MATERIALS AND METHODS
Sampling.
From May 2014 to August 2016, a total of 1,340 vegetable samples (300 g/sample), including 317 cucumber, 273 lettuce, 258 tomatoes, 256 carrot, and 236 bean sprout samples, were randomly collected from 20 farmers markets and 15 supermarkets located in five districts (Baiyun, Tianhe, Haizhu, Yuexiu, and Liwan) of Guangzhou. Samples were collected using a sterile sampling bag and were transported to the laboratory in a cold box within 4 h. Sampling date, sampling location, and other data were recorded.
Bacterial recovery and identification and detection of antimicrobial resistance genes.
The samples were washed with sterilized deionized water. The middle parts of cucumber, tomato, and carrot samples, the leaf part of lettuce samples, and the cotyledon part of bean sprout samples were selected for further treatment. Each sample was cut into small sections of 0.1 to 0.5 cm. Then, about 2 to 3 g of sample was placed into 4 ml sterilized LB broth medium for enrichment cultivation at 37°C for approximately 16 to 18 h. Bacterial liquid was incubated on CHROMagar ESBL medium (CHROMagar Microbiology, Paris, France) to select ESBL-producing Enterobacterales. The colonies suspected the be ESBL producers were selected and identified by matrix-assisted laser desorption ionization–time of flight mass spectrometry (MALDI-TOF MS) (Shimadzu, Japan), and some were confirmed by 16S rRNA sequencing. Only a single isolate of the same species was isolated from each vegetable sample. A total of 233 ESBL-producing Enterobacterales isolates, including K. pneumoniae (n = 160), E. coli (n = 28), Enterobacter cloacae (n = 15), C. freundii (n = 7), R. ornithinolytica (n = 3), and others (n = 20), were recovered from vegetable samples (lettuce samples, n = 80; cucumber samples, n = 41; carrot samples, n = 54; bean sprout samples, n = 25; tomato samples, n = 33). All 233 isolates were screened for the presence of fosfomycin resistance genes using PCR and DNA sequencing (primers are listed in Table S1 in the supplemental material). The fosA3-positive strains were also evaluated for the presence of blaCTX−M (CTX-M-1 and CTX-M-9 groups), blaCMY-2, rmtB, and floR using PCR (primers are listed in Table S1). The genotype of blaCTX−M was confirmed by DNA sequencing.Primers and probes used in the study. Download Table S1, DOC file, 0.04 MB.

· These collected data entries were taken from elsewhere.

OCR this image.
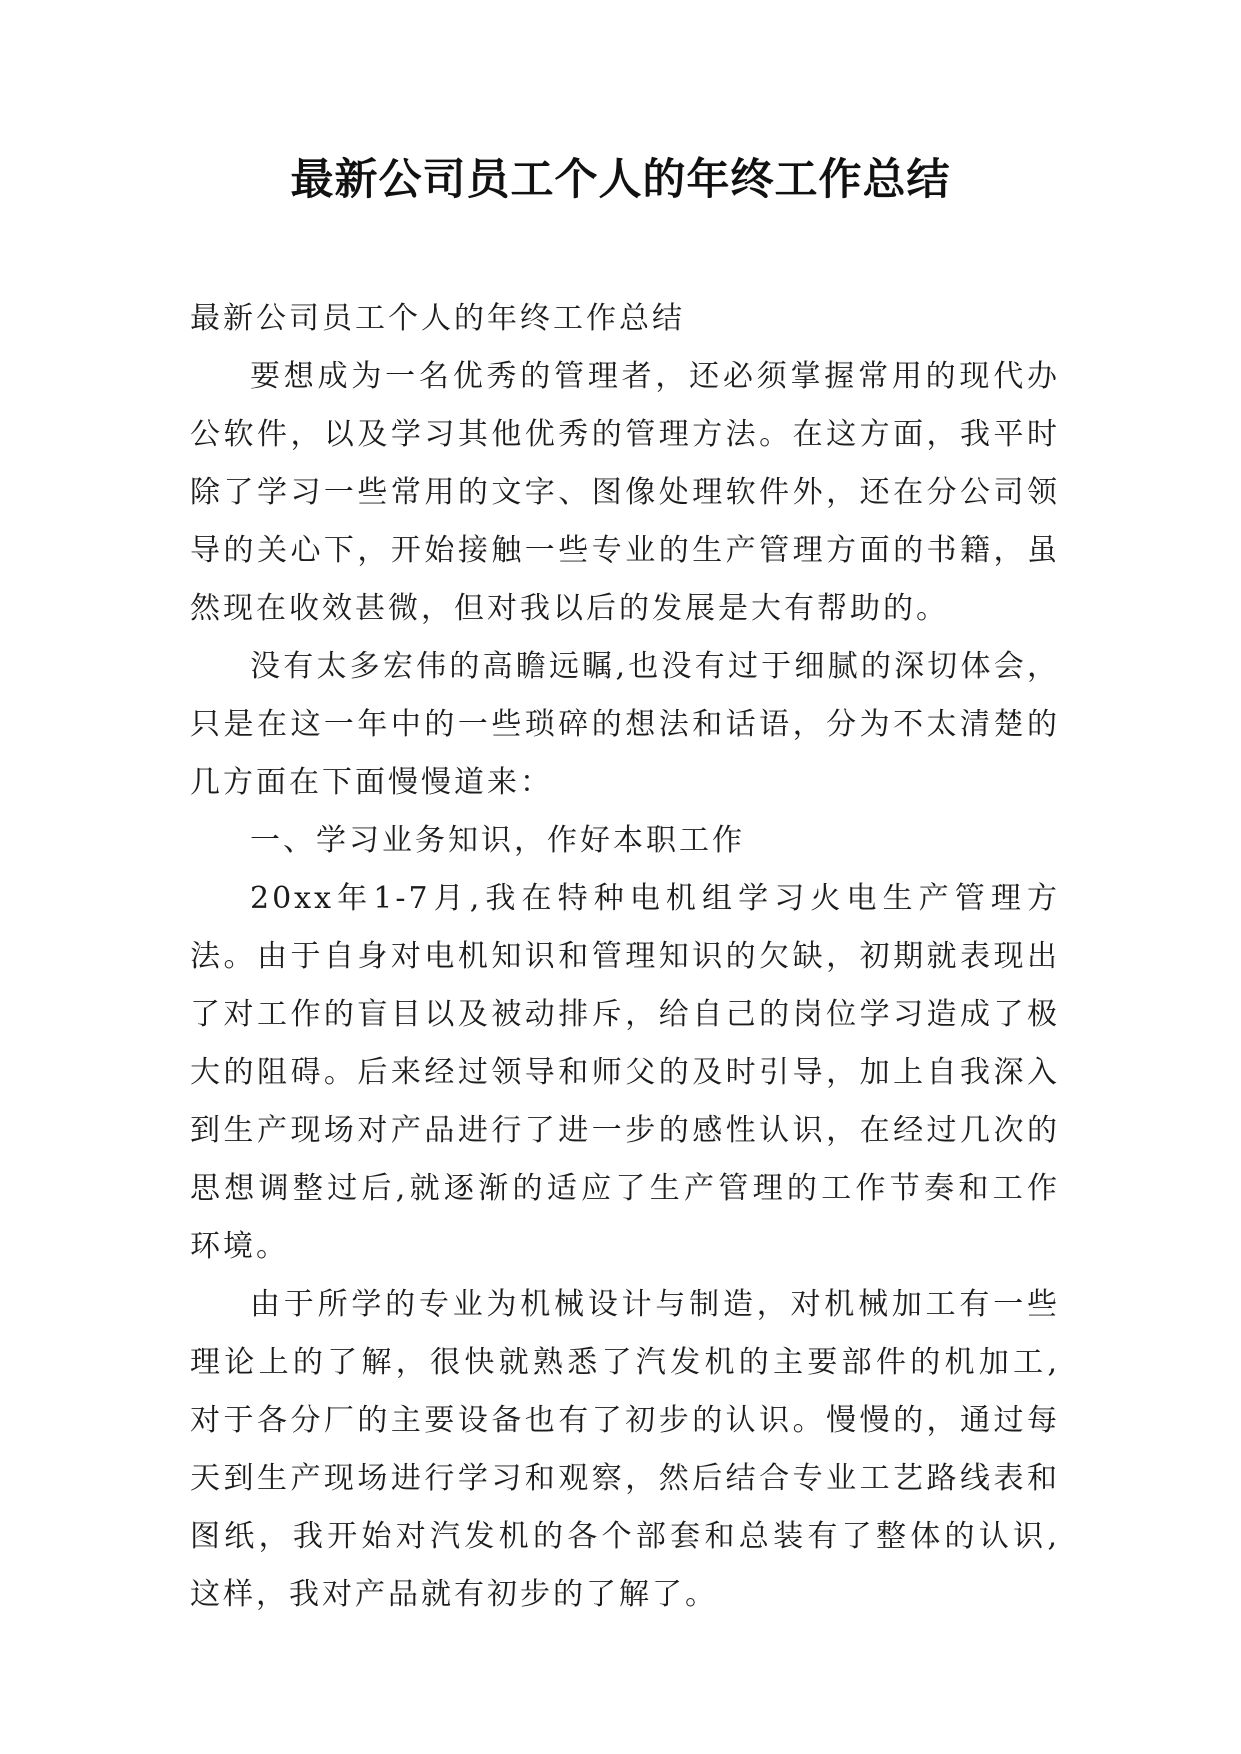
最新公司员工个人的年终工作总结

最新公司员工个人的年终工作总结

要想成为一名优秀的管理者，还必须掌握常用的现代办公软件，以及学习其他优秀的管理方法。在这方面，我平时除了学习一些常用的文字、图像处理软件外，还在分公司领导的关心下，开始接触一些专业的生产管理方面的书籍，虽然现在收效甚微，但对我以后的发展是大有帮助的。

没有太多宏伟的高瞻远瞩,也没有过于细腻的深切体会，只是在这一年中的一些琐碎的想法和话语，分为不太清楚的几方面在下面慢慢道来：

一、学习业务知识，作好本职工作

20xx年1-7月,我在特种电机组学习火电生产管理方法。由于自身对电机知识和管理知识的欠缺，初期就表现出了对工作的盲目以及被动排斥，给自己的岗位学习造成了极大的阻碍。后来经过领导和师父的及时引导，加上自我深入到生产现场对产品进行了进一步的感性认识，在经过几次的思想调整过后,就逐渐的适应了生产管理的工作节奏和工作环境。

由于所学的专业为机械设计与制造，对机械加工有一些理论上的了解，很快就熟悉了汽发机的主要部件的机加工,对于各分厂的主要设备也有了初步的认识。慢慢的，通过每天到生产现场进行学习和观察，然后结合专业工艺路线表和图纸，我开始对汽发机的各个部套和总装有了整体的认识,这样，我对产品就有初步的了解了。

Antimicrobial susceptibility testing.
Antimicrobial susceptibility testing was performed by the agar dilution method or broth microdilution method, and the results were interpreted according to Clinical and Laboratory Standards Institute (CLSI) criteria (31). The antimicrobial drugs tested included fosfomycin, ampicillin, cefotaxime, cefoxitin, imipenem, tetracycline, doxycycline, gentamicin, amikacin, streptomycin, apramycin, neomycin, florfenicol, ciprofloxacin, colistin, and sulfamethoxazole-trimethoprim. For determining the MIC of fosfomycin, agar was supplemented with glucose-6-phosphate (G-6-P) (25 mg/liter). E. coli ATCC 25922 was used as the control strain.
Molecular typing.
All fosA3-positive isolates were subjected to pulsed-field gel electrophoresis (PFGE) after digestion with the XbaI restriction enzyme. PFGE patterns were analyzed with BioNumerics software (Applied Maths, Sint-Martens-Latem, Belgium). Isolates harboring the fosA3 gene were also subjected to MLST analysis, which was performed according to the guidelines provided at the MLST database website (https://pubmlst.org/).

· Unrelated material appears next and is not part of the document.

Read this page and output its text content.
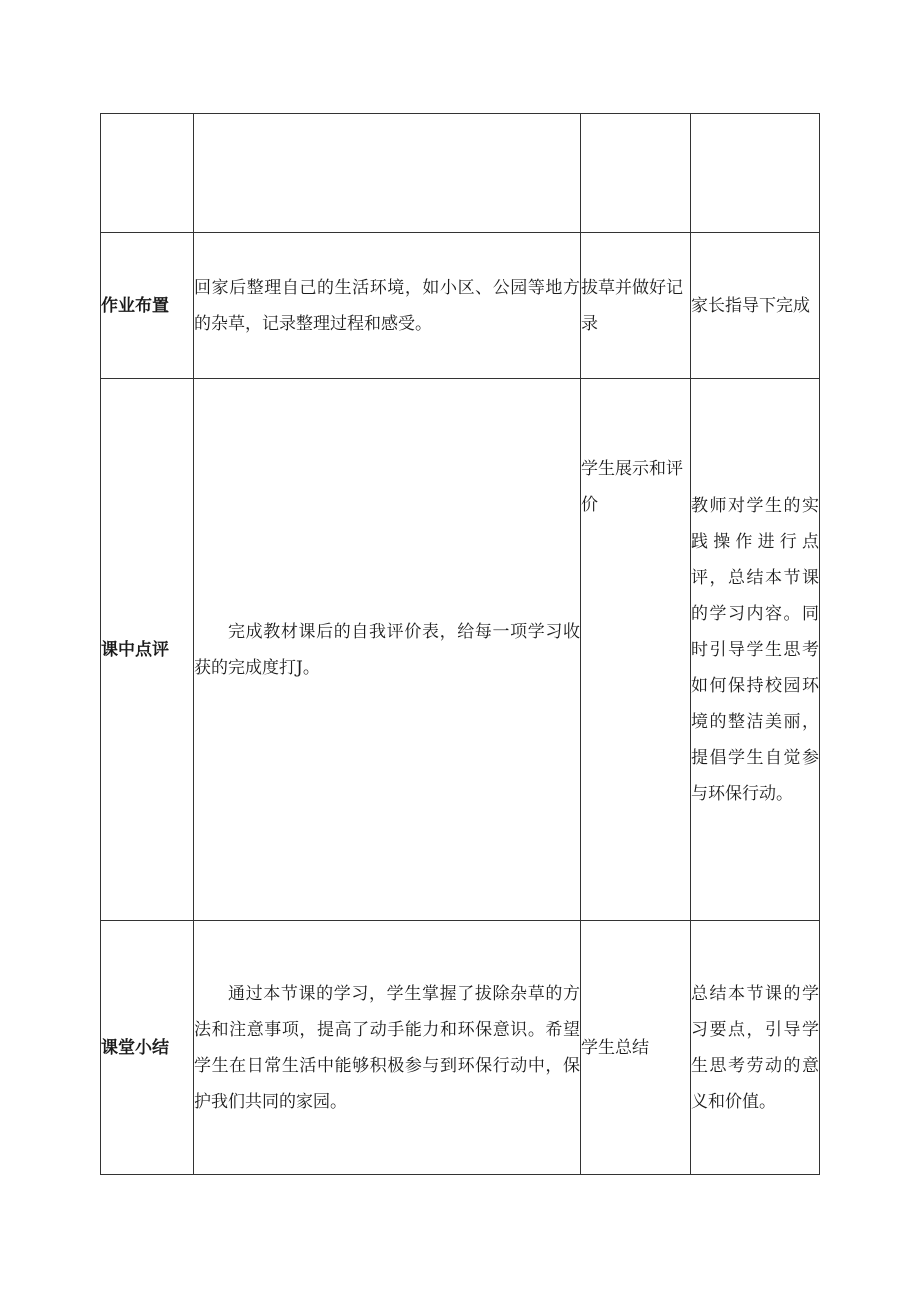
作业布置	回家后整理自己的生活环境，如小区、公园等地方的杂草，记录整理过程和感受。	拔草并做好记录	家长指导下完成
课中点评	完成教材课后的自我评价表，给每一项学习收获的完成度打J。	学生展示和评价	教师对学生的实践操作进行点评，总结本节课的学习内容。同时引导学生思考如何保持校园环境的整洁美丽，提倡学生自觉参与环保行动。
课堂小结	通过本节课的学习，学生掌握了拔除杂草的方法和注意事项，提高了动手能力和环保意识。希望学生在日常生活中能够积极参与到环保行动中，保护我们共同的家园。	学生总结	总结本节课的学习要点，引导学生思考劳动的意义和价值。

Conjugation and transformation assays.
The location of fosA3 was determined by S1 nuclease digestion and hybridization with fosA3. Conjugation experiments were carried out by broth mating using a streptomycin-resistant (MIC, >2,000 mg/liter) E. coli C600 strain as the recipient. Transconjugants were selected on MacConkey agar supplemented with 2,000 mg/liter streptomycin and 400 mg/liter fosfomycin. Transformation experiments were carried out in those cases where the conjugation experiments failed. Antimicrobial susceptibility testing was conducted on transconjugants and transformants. The transfer of the resistance genes (fosA3, blaCTX-M, mcr-1, and floR) was confirmed by PCR. The replicon types of the fosA3-carrying plasmids were determined using the protocol provided in the Plasmid MLST database (http://pubmlst.org/plasmid/).
Whole-genome sequencing and plasmid sequencing.
Whole genomic DNAs of nine FosA3-producing Enterobacterales strains (6BS21eCTX, TS62CTX, BC6-3, 6YF2CTX, LC3, 6BS12CTX, LDH4-2, LDL3-2, and LDL3-3) were extracted and were fully sequenced using a HiSeq platform (Illumina, San Diego, CA, USA). The fosA3-carrying plasmids were extracted from transconjugants/transformants using a Qiagen plasmid midi kit (Qiagen, Valencia, CA, USA). The plasmids were sequenced with two different platforms, i.e., an Illumina HiSeq platform and a Oxford Nanopore Technologies (ONT) MinION platform. Hybrid assemblies were implemented using Unicycler version 0.4.4. A rapid barcoding sequencing kit was used to construct the libraries sequenced in a MinION device as previously reported (32).
Bioinformatics analysis.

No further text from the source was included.